Vers 5h du matin, sentant une présence à mes côtés, je me réveille. Très vite, je me rends compte que ce n’est pas pour la 3º fois mon loulou qui par la chaleur n’arrive pas à dormir et viens me demander un peu d’eau, sinon un visage inconnu à quelques centimètres du mien.

 

Nous réagissons tous de manière différente face à l’effraction :

Malheureusement, ce n’est pas la première fois que je me retrouve dans une situation d’agression et il semblerait que j’ai un instinct de survie qui me pousse à attaquer pour me défendre. Mon premier réflexe a été de le pousser pour pouvoir, me redresser et l’attraper pour le neutraliser.

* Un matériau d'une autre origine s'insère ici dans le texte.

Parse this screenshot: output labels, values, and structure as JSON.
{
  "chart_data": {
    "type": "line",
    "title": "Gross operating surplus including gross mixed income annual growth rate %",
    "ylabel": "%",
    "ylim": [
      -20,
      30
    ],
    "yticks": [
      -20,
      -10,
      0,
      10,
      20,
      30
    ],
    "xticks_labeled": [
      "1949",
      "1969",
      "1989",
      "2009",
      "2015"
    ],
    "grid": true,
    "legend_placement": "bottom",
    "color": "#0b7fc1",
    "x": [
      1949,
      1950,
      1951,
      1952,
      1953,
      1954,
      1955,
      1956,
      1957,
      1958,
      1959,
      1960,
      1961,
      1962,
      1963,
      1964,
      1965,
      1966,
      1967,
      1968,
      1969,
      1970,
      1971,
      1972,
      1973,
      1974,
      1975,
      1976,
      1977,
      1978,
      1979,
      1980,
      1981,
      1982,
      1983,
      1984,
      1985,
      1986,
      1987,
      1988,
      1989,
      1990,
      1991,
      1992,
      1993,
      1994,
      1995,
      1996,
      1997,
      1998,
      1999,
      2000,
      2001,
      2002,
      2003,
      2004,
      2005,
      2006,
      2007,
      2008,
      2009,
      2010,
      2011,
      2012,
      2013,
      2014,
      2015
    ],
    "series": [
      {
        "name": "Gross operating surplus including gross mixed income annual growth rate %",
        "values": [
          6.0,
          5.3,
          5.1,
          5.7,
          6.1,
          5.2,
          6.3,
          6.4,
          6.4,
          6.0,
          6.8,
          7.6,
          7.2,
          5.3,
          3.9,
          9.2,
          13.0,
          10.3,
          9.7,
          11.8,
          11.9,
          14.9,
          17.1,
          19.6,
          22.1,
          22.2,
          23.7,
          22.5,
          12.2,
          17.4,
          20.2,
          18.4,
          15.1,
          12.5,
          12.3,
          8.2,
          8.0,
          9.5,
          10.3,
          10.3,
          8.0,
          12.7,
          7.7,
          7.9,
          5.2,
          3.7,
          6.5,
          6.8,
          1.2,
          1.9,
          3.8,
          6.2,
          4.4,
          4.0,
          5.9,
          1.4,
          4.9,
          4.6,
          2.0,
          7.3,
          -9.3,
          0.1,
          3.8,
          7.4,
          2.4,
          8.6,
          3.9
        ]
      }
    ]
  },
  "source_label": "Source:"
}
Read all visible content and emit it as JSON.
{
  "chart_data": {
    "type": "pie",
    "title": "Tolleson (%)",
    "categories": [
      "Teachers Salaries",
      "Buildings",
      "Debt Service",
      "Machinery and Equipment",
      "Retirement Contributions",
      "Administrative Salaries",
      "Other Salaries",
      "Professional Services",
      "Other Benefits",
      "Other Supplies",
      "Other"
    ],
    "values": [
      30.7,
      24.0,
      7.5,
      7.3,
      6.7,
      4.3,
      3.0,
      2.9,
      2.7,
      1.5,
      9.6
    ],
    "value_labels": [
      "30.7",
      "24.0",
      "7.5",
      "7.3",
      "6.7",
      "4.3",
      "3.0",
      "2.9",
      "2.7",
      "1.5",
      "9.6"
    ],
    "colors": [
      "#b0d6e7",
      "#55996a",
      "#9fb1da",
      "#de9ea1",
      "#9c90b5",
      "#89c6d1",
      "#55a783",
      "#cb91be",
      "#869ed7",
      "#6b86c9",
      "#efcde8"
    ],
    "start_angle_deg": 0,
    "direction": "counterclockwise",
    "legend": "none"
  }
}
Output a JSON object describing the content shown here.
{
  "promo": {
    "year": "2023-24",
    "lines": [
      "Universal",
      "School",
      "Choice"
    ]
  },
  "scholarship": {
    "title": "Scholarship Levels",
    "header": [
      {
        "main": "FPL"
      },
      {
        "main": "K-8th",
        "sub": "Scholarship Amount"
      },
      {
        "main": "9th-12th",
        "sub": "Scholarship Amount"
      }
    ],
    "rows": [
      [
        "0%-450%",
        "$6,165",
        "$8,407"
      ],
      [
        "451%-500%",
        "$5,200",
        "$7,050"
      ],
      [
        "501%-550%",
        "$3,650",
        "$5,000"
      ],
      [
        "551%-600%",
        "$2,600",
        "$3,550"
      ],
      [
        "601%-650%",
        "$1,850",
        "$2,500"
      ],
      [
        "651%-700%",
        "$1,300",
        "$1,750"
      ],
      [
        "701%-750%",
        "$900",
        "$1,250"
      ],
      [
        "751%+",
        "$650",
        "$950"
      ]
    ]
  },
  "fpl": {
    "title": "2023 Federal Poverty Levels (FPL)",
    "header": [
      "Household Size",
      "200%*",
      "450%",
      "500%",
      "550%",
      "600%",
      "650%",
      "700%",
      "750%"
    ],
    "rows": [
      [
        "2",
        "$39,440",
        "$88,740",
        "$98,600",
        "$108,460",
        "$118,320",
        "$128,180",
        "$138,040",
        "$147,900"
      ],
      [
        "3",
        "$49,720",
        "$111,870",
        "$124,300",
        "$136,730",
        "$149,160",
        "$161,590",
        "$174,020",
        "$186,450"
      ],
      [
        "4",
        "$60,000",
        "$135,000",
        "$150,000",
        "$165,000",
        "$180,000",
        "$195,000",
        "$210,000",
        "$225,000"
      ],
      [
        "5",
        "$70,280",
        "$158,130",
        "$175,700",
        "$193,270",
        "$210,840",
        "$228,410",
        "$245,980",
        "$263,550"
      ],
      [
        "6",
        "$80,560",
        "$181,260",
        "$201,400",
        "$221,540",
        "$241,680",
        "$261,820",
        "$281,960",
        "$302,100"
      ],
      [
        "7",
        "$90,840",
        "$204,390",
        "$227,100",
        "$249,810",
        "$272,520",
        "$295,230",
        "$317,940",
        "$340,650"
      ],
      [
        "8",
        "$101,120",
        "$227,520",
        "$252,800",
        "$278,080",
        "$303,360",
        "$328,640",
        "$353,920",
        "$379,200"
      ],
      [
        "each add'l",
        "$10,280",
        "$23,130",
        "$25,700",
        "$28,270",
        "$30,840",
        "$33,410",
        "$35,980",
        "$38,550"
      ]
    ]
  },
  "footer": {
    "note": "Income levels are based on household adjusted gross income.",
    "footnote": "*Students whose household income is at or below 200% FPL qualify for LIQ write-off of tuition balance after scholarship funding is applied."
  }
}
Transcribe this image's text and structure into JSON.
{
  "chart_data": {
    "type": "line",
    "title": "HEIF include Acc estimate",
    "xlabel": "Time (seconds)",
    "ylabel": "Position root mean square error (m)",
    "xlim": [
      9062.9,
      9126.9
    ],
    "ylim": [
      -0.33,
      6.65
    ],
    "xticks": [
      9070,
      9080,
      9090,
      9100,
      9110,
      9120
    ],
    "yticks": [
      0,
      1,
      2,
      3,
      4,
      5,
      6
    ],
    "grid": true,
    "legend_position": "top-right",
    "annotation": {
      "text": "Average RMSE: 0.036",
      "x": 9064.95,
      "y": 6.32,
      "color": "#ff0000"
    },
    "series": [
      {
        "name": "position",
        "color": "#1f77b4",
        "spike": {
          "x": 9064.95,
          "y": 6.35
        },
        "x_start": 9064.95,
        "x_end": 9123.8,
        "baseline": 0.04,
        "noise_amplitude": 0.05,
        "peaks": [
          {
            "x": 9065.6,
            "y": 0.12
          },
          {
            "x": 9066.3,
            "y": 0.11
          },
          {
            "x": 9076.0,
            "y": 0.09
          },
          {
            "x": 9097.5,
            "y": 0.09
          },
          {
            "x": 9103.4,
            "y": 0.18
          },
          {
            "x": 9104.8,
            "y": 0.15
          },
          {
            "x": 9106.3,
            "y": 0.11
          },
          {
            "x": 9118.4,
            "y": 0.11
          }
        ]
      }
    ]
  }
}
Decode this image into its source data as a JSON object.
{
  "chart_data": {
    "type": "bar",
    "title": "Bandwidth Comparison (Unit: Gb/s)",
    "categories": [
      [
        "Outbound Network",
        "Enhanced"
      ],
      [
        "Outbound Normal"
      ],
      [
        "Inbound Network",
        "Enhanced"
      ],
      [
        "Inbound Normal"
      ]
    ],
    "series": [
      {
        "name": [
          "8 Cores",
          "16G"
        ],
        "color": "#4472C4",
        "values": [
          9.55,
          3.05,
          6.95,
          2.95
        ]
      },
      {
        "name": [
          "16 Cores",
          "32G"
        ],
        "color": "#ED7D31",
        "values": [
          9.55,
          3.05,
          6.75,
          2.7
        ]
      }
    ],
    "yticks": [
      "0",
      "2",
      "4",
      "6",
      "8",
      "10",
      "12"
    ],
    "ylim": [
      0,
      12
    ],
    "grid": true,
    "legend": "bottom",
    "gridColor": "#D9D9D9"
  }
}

Je suis de nature assez craintive et j’irais même jusqu’à dire peureuse, mais à ce moment-là, je n’ai pas mesuré l’inconscience de mon attitude. La seule chose que je voulais était protéger ce qui m’appartenait et lui montrer que j’étais un adversaire de poids.

 

Les faits:

Il est clair qu’il ne voulait pas me faire de mal physiquement, il ne cherchait qu’à voler les objets électroniques et de valeur, mais je n’avais pas conscience de cela. Il a pris l’escampette par le balcon et il a raté sa sortie. Me précipitant également vers l’endroit de la fuite, je l’ai vu étalé au sol, comme une marionnette avec les jambes qui semblaient ne pas être dans le bon sens. Je suis restée sous le choc quelques secondes, mais la colère a vite repris le dessus quand je l’ai vu bouger. Depuis le balcon, j’ai vu sur le trottoir mon mac enroulé dans la couverture qui était dans la chambre de mes loulous. Je n’étais plus en colère, j’étais furieuse et hors de moi : il était hors de question que quelqu’un touche à mes enfants.

J’ai pensé à lui jeter un objet lourd pour l’assommer et être sûre qu’il ne bougerait pas le temps que mon mari descende. Et puis je me suis repris, de peur de ne justement pas le louper.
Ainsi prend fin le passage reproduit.